Automatic Domain Adaptation Outperforms Manual Domain Adaptation for Predicting Financial Outcomes
Marina Sedinkina, Nikolas Breitkopf, Hinrich Sch\"utze

TL;DR
This paper demonstrates that automatically adapting sentiment dictionaries for financial outcome prediction outperforms manual methods, emphasizing the importance of context-based annotation over expert assumptions.
Contribution
It introduces an automatic domain adaptation method for sentiment dictionaries that surpasses manual adaptation in financial prediction tasks.
Findings
Automatic adaptation outperforms manual adaptation in predicting financial outcomes.
Context-based annotation improves sentiment dictionary accuracy.

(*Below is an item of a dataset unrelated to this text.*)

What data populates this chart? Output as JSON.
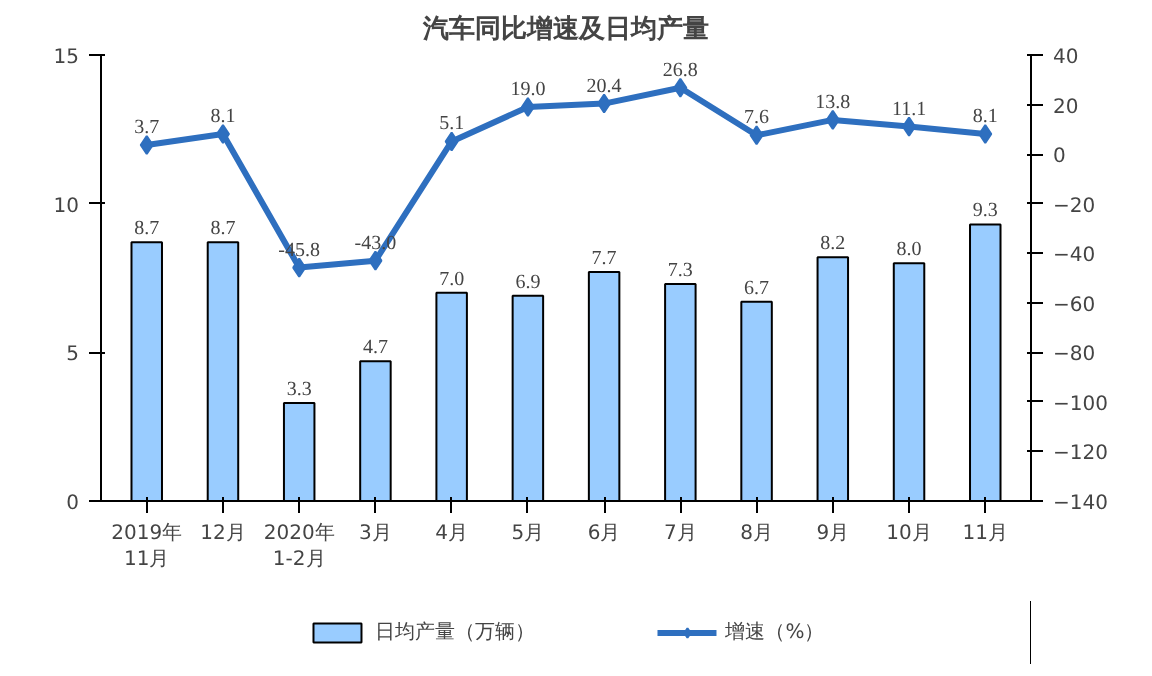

Automatic methods achieve better results than previous state-of-the-art approaches.
Abstract
In this paper, we automatically create sentiment dictionaries for predicting financial outcomes. We compare three approaches: (I) manual adaptation of the domain-general dictionary H4N, (ii) automatic adaptation of H4N and (iii) a combination consisting of first manual, then automatic adaptation. In our experiments, we demonstrate that the automatically adapted sentiment dictionary outperforms the previous state of the art in predicting the financial outcomes excess return and volatility. In particular, automatic adaptation performs better than manual adaptation. In our analysis, we find that annotation based on an expert's a priori belief about a word's meaning can be incorrect -- annotation should be performed based on the word's contexts in the target domain instead.